Link Posted: 11/23/2003 5:11:58 AM EDT
Sig45, if you bought a service grade rifle and it needed a barrel swap just to shoot, I'd contact the CMP and tell them,they will make it right. Service grade rifles are supposed to be in good enough shape to shoot with out barrel swaps, if, on the other hand, you bought a rack grade, well, you got what you paid for,most people buy rack grades to rebarrel to .308. The CMP will back their rifles if you paid for a service grade and get a rifle with a bad bore/chamber let them know they will make it right....if fact I'd still call them up and let them know what you had to do with your rifle (Assuming it's a service grade)they just might send you a new barrel just for your trouble....
Link Posted: 11/23/2003 5:27:40 AM EDT
All CMP rifles are headspace checked and test fired before beint released to the public.

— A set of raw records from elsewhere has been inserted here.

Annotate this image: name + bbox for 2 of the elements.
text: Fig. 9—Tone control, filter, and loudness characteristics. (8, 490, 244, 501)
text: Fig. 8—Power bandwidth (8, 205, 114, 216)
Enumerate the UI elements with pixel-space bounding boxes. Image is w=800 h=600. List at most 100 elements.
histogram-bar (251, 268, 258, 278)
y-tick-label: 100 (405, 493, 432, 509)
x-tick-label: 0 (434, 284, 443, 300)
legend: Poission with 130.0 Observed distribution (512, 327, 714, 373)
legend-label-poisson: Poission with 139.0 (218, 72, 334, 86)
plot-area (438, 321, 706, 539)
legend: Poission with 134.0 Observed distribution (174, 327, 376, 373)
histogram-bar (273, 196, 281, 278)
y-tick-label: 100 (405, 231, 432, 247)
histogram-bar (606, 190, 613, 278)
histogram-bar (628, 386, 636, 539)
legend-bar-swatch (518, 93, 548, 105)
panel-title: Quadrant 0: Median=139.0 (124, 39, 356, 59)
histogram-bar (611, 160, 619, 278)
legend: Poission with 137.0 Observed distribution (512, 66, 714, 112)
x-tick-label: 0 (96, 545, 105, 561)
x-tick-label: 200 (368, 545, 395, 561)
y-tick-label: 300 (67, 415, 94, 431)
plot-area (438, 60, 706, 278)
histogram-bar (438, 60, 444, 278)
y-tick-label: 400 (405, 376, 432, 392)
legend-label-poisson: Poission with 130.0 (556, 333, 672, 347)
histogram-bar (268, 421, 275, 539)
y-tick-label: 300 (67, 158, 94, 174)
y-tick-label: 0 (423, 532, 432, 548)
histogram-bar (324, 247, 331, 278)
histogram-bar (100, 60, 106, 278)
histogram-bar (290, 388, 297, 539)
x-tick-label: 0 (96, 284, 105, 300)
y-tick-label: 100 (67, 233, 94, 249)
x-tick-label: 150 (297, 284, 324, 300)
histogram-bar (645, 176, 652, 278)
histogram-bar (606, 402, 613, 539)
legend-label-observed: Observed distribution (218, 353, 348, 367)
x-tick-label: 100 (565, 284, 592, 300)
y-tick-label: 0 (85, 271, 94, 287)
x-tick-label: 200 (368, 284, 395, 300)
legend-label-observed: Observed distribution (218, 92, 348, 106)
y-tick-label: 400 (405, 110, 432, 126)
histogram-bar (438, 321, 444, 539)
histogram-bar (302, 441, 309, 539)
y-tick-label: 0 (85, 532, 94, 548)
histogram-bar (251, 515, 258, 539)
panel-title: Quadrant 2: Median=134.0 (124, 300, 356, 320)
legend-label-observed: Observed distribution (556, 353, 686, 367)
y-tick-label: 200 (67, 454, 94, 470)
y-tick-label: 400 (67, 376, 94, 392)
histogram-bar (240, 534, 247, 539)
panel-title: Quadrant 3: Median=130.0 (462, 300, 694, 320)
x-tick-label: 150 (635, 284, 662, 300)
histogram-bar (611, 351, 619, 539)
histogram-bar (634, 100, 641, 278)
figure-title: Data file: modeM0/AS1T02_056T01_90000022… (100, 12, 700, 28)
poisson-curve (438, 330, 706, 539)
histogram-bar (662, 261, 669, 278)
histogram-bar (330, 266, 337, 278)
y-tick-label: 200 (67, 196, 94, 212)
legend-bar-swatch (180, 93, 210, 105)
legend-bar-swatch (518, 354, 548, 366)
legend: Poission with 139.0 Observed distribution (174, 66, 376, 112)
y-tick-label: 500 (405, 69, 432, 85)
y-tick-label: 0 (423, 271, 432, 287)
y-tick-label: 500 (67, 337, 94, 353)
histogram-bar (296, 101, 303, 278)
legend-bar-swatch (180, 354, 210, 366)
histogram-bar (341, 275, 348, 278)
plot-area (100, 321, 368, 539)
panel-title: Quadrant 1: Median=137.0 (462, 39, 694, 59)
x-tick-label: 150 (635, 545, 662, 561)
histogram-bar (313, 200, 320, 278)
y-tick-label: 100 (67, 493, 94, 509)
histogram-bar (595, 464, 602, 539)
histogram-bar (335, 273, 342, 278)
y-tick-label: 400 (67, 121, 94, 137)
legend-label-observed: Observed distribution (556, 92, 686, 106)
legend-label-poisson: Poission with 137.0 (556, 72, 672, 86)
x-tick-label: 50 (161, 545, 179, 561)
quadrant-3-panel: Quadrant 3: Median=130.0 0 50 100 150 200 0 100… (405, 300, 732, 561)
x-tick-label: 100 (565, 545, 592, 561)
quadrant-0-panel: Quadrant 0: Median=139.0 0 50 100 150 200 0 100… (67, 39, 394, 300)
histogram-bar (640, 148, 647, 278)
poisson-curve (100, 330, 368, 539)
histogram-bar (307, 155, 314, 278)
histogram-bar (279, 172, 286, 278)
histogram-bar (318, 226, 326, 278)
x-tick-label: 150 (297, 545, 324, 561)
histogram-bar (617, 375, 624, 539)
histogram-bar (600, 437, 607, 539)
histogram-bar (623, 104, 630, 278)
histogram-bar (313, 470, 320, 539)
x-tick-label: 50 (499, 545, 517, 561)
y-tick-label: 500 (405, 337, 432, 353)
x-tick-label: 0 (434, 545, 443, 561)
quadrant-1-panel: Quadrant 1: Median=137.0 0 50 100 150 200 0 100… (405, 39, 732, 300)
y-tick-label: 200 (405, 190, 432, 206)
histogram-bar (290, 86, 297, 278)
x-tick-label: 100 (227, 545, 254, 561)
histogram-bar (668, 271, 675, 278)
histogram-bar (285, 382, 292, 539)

This is a marksmanship program, not a collector's program.

The rifles may be worn further than National Match standards, but they don't need to be rebarrelled nor are they too worn to shoot safely. If your gunsmith tells you differently just contact CMP and they'll handle everything.

-- Chuck
Link Posted: 11/24/2003 4:49:48 PM EDT
I have a few M1s. The one I got this week from the CMP is a Dane I wanted to rebarrel to .308. It's a service grade. My gunsmith went to rebarrel it and the receiver gauged out of spec. He called the CMP and they are swapping that receiver for another. I don't have to swap the complete rifle for a different one (that's good because the rest of the rifle is nice). CMP will take care of you if you have a problem. You just gotta tell them.
Link Posted: 11/24/2003 6:19:54 PM EDT
What all is required to rebarrel a Garand to .308? I know a new barrel is needed, anything else? Will .308 rounds work in the clip and feeding system stock? I like this idea, as .308 ammo is cheaper. Thanks.
Link Posted: 11/25/2003 6:30:21 AM EDT
All that is needed to convert a Garand to 308 is just the barrel.. nothing else needs to be done... except to buy a whole heck of a lot of 7.62x51 ammo... 'cause you'll want to shoot the heck out of it!! :-)
Link Posted: 11/25/2003 2:44:00 PM EDT
The barrel is the only required part. Unless you're planning on National Match shooting, an oximoron with the M1 and M14, get a 7.62mm NATO chamber, rather than a ".308" which may run tight.

Smith Enterprise sells a magazine block (fits inside the bullet guide) which will prevent you from inserting a clip of M2 Ball in there by accident, and assist the bullet into the chamber.